A transaction is defined as series of operations on persistent memory
objects that either all occur, or nothing occurs. In particular,
if the execution of a transaction is interrupted by a power failure
or a system crash, it is guaranteed that after system restart,
all the changes made as a part of the uncompleted transaction
will be rolled back, restoring the consistent state of the memory
pool from the moment when the transaction was started.
Note that transactions do not provide atomicity with respect
to other threads. All the modifications performed within the transactions
are immediately visible to other threads. Therefore it is the responsibility
of the application to implement a proper thread synchronization mechanism.
Each thread may have only one transaction open at a time, but that
transaction may be nested. Nested transactions are flattened. Committing
the nested transaction does not commit the outer transaction; however, errors
in the nested transaction are propagated up to the outermost level, resulting
in the interruption of the entire transaction.
Each transaction is visible only for the thread that started it.
No other threads can add operations, commit or abort the transaction
initiated by another thread. Multiple threads may have transactions open on a
given memory pool at the same time.
Please see the **CAVEATS** section below for known limitations of the
transactional API.
The **pmemobj_tx_stage**() function returns the current *transaction stage*
for a thread. Stages are changed only by the **pmemobj_tx_\***() functions.
Transaction stages are defined as follows:
+ **TX_STAGE_NONE** - no open transaction in this thread
+ **TX_STAGE_WORK** - transaction in progress
+ **TX_STAGE_ONCOMMIT** - successfully committed
+ **TX_STAGE_ONABORT** - starting the transaction failed or transaction aborted
+ **TX_STAGE_FINALLY** - ready for clean up
The **pmemobj_tx_begin**() function starts a new transaction in the current
thread. If called within an open transaction, it starts a nested transaction.
The caller may use the *env* argument to provide a pointer to a
calling environment to be restored in case of transaction abort. This
information must be provided by the caller using the **setjmp**(3) macro.
A new transaction may be started only if the current stage is **TX_STAGE_NONE**
or **TX_STAGE_WORK**. If successful, the *transaction stage* changes to
**TX_STAGE_WORK**. Otherwise, the stage is changed to **TX_STAGE_ONABORT**.
Optionally, a list of parameters for the transaction may be provided.
Each parameter consists of a type followed by a type-specific number
of values. Currently there are 4 types:
+ **TX_PARAM_NONE**, used as a termination marker. No following value.

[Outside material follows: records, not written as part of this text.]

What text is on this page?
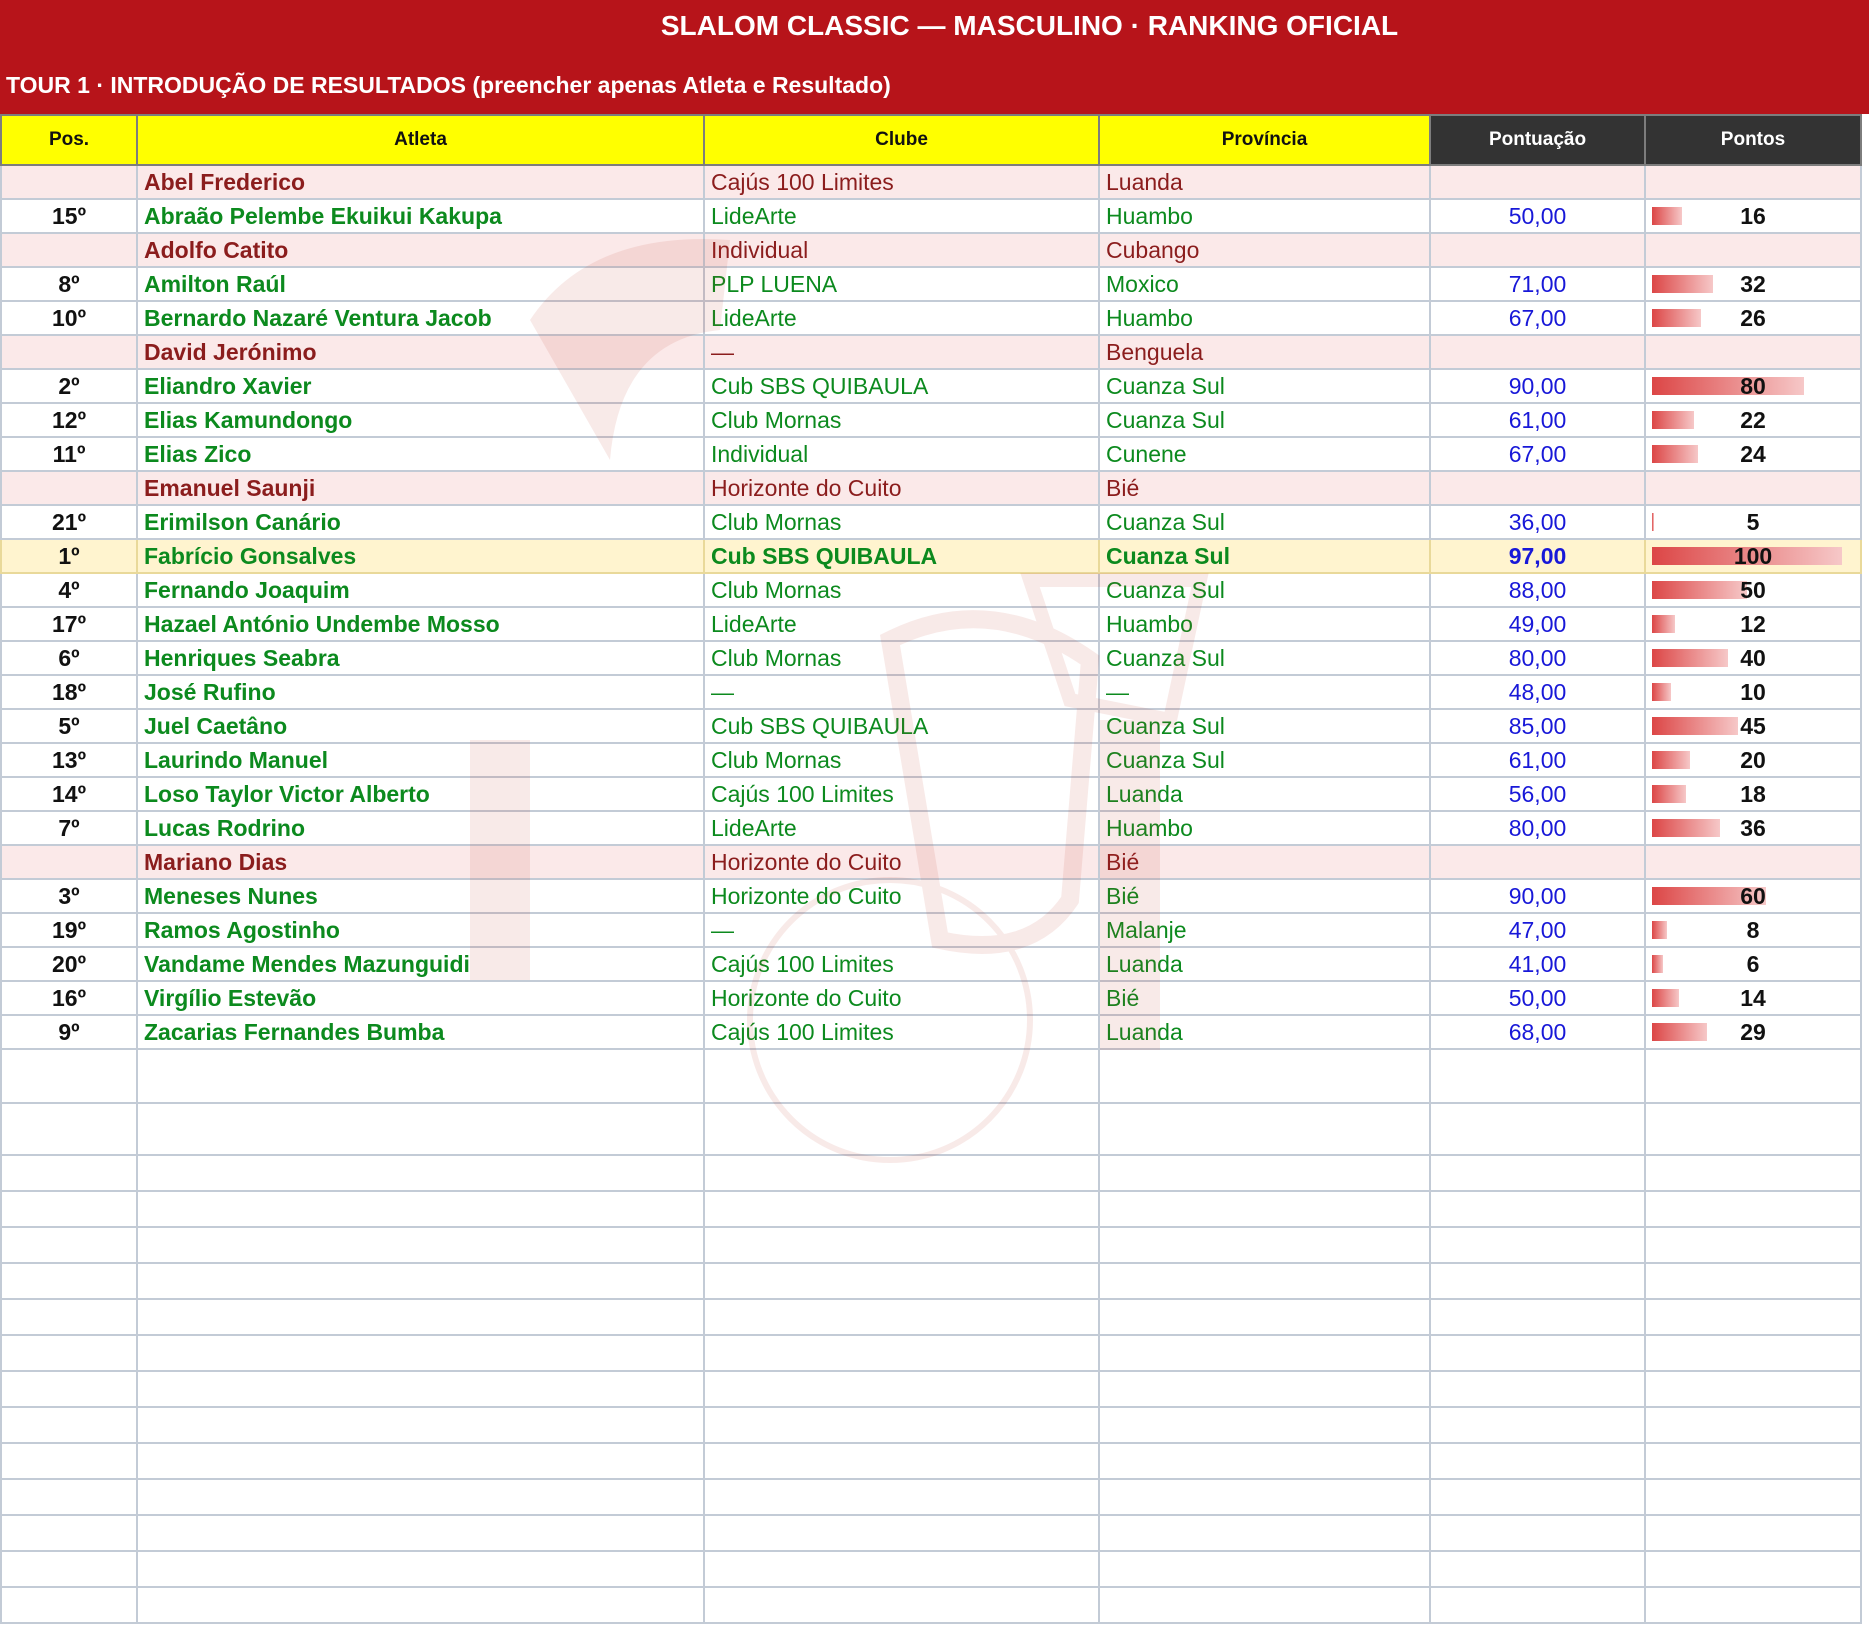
SLALOM CLASSIC — MASCULINO · RANKING OFICIAL
TOUR 1 · INTRODUÇÃO DE RESULTADOS (preencher apenas Atleta e Resultado)
Pos.	Atleta	Clube	Província	Pontuação	Pontos
	Abel Frederico	Cajús 100 Limites	Luanda		
15º	Abraão Pelembe Ekuikui Kakupa	LideArte	Huambo	50,00	16
	Adolfo Catito	Individual	Cubango		
8º	Amilton Raúl	PLP LUENA	Moxico	71,00	32
10º	Bernardo Nazaré Ventura Jacob	LideArte	Huambo	67,00	26
	David Jerónimo	—	Benguela		
2º	Eliandro Xavier	Cub SBS QUIBAULA	Cuanza Sul	90,00	80
12º	Elias Kamundongo	Club Mornas	Cuanza Sul	61,00	22
11º	Elias Zico	Individual	Cunene	67,00	24
	Emanuel Saunji	Horizonte do Cuito	Bié		
21º	Erimilson Canário	Club Mornas	Cuanza Sul	36,00	5
1º	Fabrício Gonsalves	Cub SBS QUIBAULA	Cuanza Sul	97,00	100
4º	Fernando Joaquim	Club Mornas	Cuanza Sul	88,00	50
17º	Hazael António Undembe Mosso	LideArte	Huambo	49,00	12
6º	Henriques Seabra	Club Mornas	Cuanza Sul	80,00	40
18º	José Rufino	—	—	48,00	10
5º	Juel Caetâno	Cub SBS QUIBAULA	Cuanza Sul	85,00	45
13º	Laurindo Manuel	Club Mornas	Cuanza Sul	61,00	20
14º	Loso Taylor Victor Alberto	Cajús 100 Limites	Luanda	56,00	18
7º	Lucas Rodrino	LideArte	Huambo	80,00	36
	Mariano Dias	Horizonte do Cuito	Bié		
3º	Meneses Nunes	Horizonte do Cuito	Bié	90,00	60
19º	Ramos Agostinho	—	Malanje	47,00	8
20º	Vandame Mendes Mazunguidi	Cajús 100 Limites	Luanda	41,00	6
16º	Virgílio Estevão	Horizonte do Cuito	Bié	50,00	14
9º	Zacarias Fernandes Bumba	Cajús 100 Limites	Luanda	68,00	29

+ **TX_PARAM_MUTEX**, followed by one value, a pmem-resident PMEMmutex
+ **TX_PARAM_RWLOCK**, followed by one value, a pmem-resident PMEMrwlock
+ (EXPERIMENTAL) **TX_PARAM_CB**, followed by two values: a callback function
of type *pmemobj_tx_callback*, and a void pointer
Using **TX_PARAM_MUTEX** or **TX_PARAM_RWLOCK** causes the specified lock to
be acquired at the beginning of the transaction. **TX_PARAM_RWLOCK** acquires
the lock for writing. It is guaranteed that **pmemobj_tx_begin**() will acquire
all locks prior to successful completion, and they will be held by the current
thread until the outermost transaction is finished. Locks are taken in order
from left to right. To avoid deadlocks, the user is responsible for proper
lock ordering.
**TX_PARAM_CB** registers the specified callback function to be executed at
each transaction stage. For **TX_STAGE_WORK**, the callback is executed prior
to commit. For all other stages, the callback is executed as the first
operation after a stage change. It will also be called after each transaction;
in this case the *stage* parameter will be set to **TX_STAGE_NONE**.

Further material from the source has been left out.